The hydrogen fuel is slowly catching up with the battery-powered cars in the race. Some of the biggest automobile giants are putting their weight behind manufacturing, creating hydrogen fuel-cell passenger car prototypes for the future. It is one of the processes to end the dependence on fossil fuels at the earliest.
Car manufacturers like Audi and BMW are among the frontrunners developing the technology for buyers. Moreover, as a part of their preparations, they are making advanced fleets of battery cars.
The vehicle makers consider several factors, including the shift in political winds that can favour hydrogen cars. Thus, car manufacturers are taking a balanced approach towards sustainable change and launch. Interestingly, Tesla pioneered the bet to clean cars through battery-powered vehicles.
The world auto hub Germany has become a focal point for car buyers for their innovative technology like never before. Moreover, to meet the climate change targets, the nation is already fueling billions of dollars in different industrial verticals, including chemicals and steel.
Additionally, Greens are likely to enter the closely-fought elections in the country and form a coalition government. That may push the technology quotient further.
Among other German carmakers, BMW is emerging as the most prominent proponent. It is looking to arrest the mass-market model around 2030. Notably, the company is eyeing the shifting policies on hydrogen in China and Europe to capture a significant market share.
Interestingly, with the help of the German government’s partly funding, the Munich based company has developed a car prototype based on X5 SUV.
The premium car player is looking forward to building a test fleet for around a hundred cars by 2022. The BWM vice president, Jürgen Guldner, who is leading the programme of hydrogen fuel cars, believes that irrespective of the demand or politics, the company would be ready with its product. According to him, the luxury auto car maker is confident to make a breakthrough in the decade.
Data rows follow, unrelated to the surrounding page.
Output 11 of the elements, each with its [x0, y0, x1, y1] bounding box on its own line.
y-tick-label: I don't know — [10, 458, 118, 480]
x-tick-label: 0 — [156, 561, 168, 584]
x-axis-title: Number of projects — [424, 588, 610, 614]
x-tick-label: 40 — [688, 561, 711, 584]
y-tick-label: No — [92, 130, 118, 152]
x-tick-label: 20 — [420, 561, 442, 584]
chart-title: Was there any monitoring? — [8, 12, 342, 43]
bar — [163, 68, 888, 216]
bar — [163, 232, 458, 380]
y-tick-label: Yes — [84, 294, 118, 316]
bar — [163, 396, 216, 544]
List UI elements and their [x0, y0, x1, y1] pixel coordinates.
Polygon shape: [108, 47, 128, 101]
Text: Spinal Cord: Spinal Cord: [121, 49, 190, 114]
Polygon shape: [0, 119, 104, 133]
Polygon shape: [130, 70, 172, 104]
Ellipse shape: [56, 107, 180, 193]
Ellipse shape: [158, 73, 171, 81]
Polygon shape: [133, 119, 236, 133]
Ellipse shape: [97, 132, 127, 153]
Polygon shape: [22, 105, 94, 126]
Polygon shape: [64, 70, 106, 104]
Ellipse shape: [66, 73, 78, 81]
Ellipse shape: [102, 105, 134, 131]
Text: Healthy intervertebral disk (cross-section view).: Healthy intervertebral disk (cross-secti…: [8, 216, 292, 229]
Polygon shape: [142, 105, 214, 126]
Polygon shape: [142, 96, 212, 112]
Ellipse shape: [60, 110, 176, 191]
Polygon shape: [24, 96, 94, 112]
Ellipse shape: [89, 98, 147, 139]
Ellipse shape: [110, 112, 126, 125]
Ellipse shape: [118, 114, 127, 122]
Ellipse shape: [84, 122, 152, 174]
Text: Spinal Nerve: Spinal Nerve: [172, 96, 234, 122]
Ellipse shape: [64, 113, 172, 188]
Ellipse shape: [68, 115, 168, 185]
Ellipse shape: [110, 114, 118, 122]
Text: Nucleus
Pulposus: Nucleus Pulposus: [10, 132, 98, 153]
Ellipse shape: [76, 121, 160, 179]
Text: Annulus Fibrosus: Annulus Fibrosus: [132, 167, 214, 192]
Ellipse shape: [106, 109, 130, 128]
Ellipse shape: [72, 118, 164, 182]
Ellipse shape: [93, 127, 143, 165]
Meanwhile, Volkswagen’s Audi brand’s congregated a team of more than a hundred engineers, and mechanics developed a few prototype cars based on hydrogen fuel cells on behalf of the VW Group.
On the contrary, manufacturing may benefit from quick refuelling rather than battering; erecting an infrastructure seems equally tricky for manufacturers. Also, for the mass markets, consumers may find it quite expensive to purchase. Thus, the question of the affordability of hydrogen cars hovers questions.